| pspaf_discrete {graphPAF} | R Documentation | 
Internal, pathway specific PAF when the mediator is discrete
Description
Internal, pathway specific PAF when the mediator is discrete
Usage
pspaf_discrete(
  data,
  refval,
  riskfactor_col,
  mediator_col,
  mediator_model,
  response_model,
  weight_vec
)
Arguments
data | 
 dataframe. A dataframe (with no missing values) containing the data used to fit the mediator and response models. You can run data_clean to the input dataset if the data has missing values as a pre-processing step  | 
refval | 
 For factor valued risk factors, the reference level of the risk factor.

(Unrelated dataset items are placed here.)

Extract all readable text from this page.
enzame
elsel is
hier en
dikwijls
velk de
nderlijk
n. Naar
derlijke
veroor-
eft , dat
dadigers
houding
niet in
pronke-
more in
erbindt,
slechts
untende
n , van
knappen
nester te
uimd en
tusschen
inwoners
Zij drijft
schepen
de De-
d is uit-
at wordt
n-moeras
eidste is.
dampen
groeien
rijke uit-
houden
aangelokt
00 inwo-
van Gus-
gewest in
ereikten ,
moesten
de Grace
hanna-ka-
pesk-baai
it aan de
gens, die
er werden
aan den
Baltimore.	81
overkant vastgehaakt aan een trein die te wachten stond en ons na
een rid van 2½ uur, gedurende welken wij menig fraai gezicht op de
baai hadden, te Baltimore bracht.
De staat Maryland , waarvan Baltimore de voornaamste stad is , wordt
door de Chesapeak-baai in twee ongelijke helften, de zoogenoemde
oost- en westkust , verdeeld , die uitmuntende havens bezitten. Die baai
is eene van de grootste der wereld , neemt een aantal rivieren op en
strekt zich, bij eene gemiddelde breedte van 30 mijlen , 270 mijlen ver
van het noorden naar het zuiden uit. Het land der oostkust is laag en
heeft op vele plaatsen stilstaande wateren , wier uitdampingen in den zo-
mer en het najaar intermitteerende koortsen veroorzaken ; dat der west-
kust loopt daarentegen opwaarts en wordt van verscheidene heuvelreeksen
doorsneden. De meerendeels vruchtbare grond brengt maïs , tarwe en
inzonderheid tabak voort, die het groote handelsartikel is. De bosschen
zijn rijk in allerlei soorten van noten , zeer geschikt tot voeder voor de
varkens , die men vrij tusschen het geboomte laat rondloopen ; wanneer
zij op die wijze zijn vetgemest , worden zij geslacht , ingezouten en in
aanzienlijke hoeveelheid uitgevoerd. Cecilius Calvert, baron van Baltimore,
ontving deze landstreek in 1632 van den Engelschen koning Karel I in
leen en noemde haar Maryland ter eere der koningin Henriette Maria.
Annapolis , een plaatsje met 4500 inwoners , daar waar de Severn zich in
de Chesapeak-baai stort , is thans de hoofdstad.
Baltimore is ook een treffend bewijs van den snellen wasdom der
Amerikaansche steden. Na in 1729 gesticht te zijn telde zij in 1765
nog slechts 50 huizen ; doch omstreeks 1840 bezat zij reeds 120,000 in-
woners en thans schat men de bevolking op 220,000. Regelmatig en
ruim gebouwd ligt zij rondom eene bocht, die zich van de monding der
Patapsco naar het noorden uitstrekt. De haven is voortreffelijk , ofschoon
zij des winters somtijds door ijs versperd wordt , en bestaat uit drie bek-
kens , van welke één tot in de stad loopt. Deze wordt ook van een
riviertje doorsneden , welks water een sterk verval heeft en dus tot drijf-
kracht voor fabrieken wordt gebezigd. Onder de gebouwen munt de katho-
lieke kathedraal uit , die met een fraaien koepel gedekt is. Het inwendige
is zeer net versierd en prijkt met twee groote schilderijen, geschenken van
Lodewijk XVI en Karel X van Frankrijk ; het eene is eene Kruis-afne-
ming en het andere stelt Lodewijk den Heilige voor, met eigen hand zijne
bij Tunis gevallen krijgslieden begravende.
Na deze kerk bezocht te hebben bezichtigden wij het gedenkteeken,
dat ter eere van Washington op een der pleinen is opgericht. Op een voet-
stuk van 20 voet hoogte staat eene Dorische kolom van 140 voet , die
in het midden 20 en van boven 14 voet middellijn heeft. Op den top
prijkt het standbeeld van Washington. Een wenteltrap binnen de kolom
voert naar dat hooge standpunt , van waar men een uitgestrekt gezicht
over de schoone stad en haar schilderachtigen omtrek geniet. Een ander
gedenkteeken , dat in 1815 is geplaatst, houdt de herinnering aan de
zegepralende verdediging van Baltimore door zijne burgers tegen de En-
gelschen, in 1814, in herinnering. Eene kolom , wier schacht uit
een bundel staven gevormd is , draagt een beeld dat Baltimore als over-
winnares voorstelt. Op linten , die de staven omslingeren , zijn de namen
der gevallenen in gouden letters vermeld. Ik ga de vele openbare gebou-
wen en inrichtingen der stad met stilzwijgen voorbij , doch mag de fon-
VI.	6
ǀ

If the risk factor is numeric, the reference level is assumed to be 0  | 
riskfactor_col | 
 Integer indicator for the risk factor column in data  | 
mediator_col | 
 Integer indicator for the discrete mediator column in data  | 
mediator_model | 
 A glm or polr model for the mediator, depending on the same confounders and risk factor as specified in the response model.  | 
response_model | 
 A R model object for a binary outcome that involves a risk factor, confounders and mediators of the risk factor outcome relationship. Note that a weighted model should be used for case control data. Non-linear effects should be specified via ns(x, df=y), where ns is the natural spline function from the splines library.  | 
weight_vec | 
 A numeric column of weights  | 
Value
A numeric vector (if ci=FALSE), or data frame (if CI=TRUE) containing estimated PS-PAF for each mediator referred to in mediator_models, together with estimated direct PS-PAF and possibly confidence intervals.